Dr. Xia Yu, founder, chairwoman, president, and CEO of Akeso, commented, "Cadonilimab has demonstrated significant survival benefit for cervical cancer patients across all-comer populations in both clinical trials and real-world settings. For patients who respond to PD-1/L1 monotherapy, cadonilimab offers superior therapeutic outcomes over PD-1/PD-L1 therapies. For patients with low PD-L1 expression or those who are resistant to PD-1 monotherapy, cadonilimab provides significant clinical benefits over current treatment options. Cadonilimab takes advantage of the synergistic anti-tumor effect of two immune checkpoint targets, PD-1 and CTLA-4, while producing a meaningfully lower immune side effects than the combination of PD-1 and CTLA-4 antibody therapies. This approval represents another advancement of immunotherapy 2.0 in cervical cancer therapy, offering clinically meaningful improvements in disease treatment and in patient quality of life. This achievement reflects Akeso’s robust innovation capabilities and commitment to cancer patient outcomes, and it also aligns with our corporate vision to become a global leader in developing next-generation therapeutic antibodies for patients worldwide. "
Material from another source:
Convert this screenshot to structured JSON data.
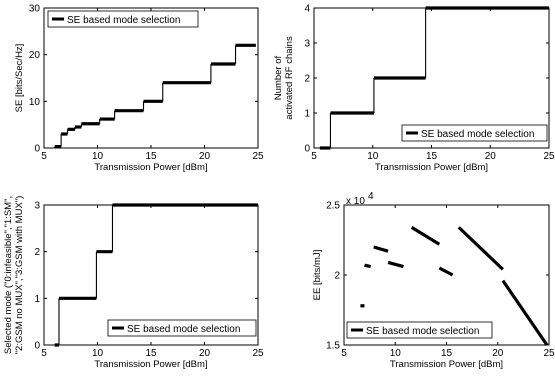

Currently, cadonilimab is included in 16 authoritative clinical treatment guidelines and consensus documents across multiple oncology indications, including gastric cancer, gynecological cancers, liver cancer, esophageal cancer, and nasopharyngeal cancer. Beyond the three approved indications, cadonilimab is also currently in over 30 Phase II and III clinical trials for other cancer types, which includes different stages of disease progression as well as different cancer sub-types. These include clinical studies on gastric cancer, lung cancer, liver cancer, cervical cancer, and pancreatic cancer.